First thing to do is to make a good plot. The data used here is the ACTG175 data set in R of the R package speff2trial. Treatment 1 seems to have little effect on the measurement (i.e. bloodpressure), treatment 2 on the other hand seems to have a positive effect, as the measurements seem to be higher at the end of the trial then before the trial.

There is a trade of to make:
When you use the mean change you compare the response on the treatment of every patient. In case the treatment has an identical effect on every patient, you can explain all the variation at the end of the trial with the variation in the beginning of the trial, and you are certain about the treatment effect. In that case, it would be foolish not to use the baseline values.
In case the treatment effect varies greatly from patient to patient, you will have more variation at the end of the treatment than in the beginning. It is not certain anymore that a patient who was 1 SD below the average at baseline, is still 1 SD below the average in his group at the end of the treatment. In that case, using the baseline values only creates "noise".
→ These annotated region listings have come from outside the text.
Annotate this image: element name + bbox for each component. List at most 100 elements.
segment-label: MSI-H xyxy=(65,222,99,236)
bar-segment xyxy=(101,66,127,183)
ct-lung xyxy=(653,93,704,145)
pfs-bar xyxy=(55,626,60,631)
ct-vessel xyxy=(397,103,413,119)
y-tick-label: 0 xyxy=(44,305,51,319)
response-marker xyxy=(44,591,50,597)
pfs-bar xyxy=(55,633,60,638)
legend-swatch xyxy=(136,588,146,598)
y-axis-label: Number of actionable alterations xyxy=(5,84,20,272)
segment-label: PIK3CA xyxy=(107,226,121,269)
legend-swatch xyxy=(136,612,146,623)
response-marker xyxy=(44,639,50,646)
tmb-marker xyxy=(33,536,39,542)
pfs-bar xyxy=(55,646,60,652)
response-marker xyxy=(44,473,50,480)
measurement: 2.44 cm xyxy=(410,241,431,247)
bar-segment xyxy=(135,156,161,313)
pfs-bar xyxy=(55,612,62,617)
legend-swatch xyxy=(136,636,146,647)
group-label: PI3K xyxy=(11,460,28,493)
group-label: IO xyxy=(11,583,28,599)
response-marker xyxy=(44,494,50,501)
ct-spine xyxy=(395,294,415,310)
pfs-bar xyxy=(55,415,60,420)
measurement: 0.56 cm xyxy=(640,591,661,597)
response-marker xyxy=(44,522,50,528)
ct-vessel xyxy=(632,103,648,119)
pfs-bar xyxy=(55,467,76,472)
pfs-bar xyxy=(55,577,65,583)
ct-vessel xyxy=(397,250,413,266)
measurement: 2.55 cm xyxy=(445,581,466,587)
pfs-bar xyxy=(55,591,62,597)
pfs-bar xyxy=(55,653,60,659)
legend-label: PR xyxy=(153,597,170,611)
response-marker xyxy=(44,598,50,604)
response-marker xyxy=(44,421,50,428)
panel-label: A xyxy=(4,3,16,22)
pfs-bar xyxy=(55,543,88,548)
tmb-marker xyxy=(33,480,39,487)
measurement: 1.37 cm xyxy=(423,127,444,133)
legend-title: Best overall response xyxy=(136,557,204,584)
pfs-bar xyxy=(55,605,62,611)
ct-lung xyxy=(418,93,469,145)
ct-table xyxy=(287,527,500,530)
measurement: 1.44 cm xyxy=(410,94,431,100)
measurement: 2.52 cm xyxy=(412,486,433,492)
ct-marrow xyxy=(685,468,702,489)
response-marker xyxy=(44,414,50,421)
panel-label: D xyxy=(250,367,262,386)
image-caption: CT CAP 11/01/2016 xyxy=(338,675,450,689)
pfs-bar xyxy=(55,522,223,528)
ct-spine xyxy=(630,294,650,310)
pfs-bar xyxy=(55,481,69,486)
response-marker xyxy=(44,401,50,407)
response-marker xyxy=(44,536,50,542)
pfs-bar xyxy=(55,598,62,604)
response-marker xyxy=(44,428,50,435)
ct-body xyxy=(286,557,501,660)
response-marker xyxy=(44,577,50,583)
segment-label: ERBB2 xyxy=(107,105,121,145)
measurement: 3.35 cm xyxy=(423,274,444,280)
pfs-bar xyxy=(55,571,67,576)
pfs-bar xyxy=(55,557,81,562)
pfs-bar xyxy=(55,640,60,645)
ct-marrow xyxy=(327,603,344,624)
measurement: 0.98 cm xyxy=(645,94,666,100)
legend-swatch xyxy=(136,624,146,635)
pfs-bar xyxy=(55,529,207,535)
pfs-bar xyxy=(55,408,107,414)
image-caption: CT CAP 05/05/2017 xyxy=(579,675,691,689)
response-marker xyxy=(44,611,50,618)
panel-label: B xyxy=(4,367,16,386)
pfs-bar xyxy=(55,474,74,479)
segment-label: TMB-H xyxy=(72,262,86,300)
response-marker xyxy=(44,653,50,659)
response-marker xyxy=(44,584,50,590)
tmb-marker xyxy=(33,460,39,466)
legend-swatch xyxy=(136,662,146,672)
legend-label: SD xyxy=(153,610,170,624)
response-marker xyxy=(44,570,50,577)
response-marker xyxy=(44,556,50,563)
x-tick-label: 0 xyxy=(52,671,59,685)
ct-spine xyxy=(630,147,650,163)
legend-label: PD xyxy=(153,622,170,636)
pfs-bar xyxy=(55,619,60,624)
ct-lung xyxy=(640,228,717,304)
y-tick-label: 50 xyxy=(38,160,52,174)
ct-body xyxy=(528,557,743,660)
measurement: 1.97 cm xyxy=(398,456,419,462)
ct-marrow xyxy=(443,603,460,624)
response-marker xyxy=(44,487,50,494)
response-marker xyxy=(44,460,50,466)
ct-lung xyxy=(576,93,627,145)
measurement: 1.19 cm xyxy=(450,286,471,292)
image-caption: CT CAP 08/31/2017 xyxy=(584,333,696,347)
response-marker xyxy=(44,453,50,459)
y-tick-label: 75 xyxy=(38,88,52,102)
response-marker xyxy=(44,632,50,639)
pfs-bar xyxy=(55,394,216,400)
You need to find the test statistic with the lowest variance. When you write out all the equations of the variance of the "difference in mean change" (keeping baseline) versus the "difference in final values" (neglecting baseline) you get the following trade of:
$Var_{change} - Var_{final} = \frac{1}{n_1}(\sigma_{X_1}^2 - 2 \sigma_{X_1} \sigma_{Y_1}corr(X_1,Y_1) ) + \frac{1}{n_2}(\sigma_{X_2}^2 - 2\sigma_{X_2}\sigma_{Y_2}corr(X_2,Y_2))$
With X the values at baseline, and Y the values at the end of the experiment.
If 1) $n_1 = n_2$ 2) all $\sigma$'s and $corr$'s in the above formula are equal: so in case the correlation between baseline and end of treatment is above 0.5, you have benefits using the the "difference in mean change". In case the correlation is below 0.5, you should neglect the baseline values.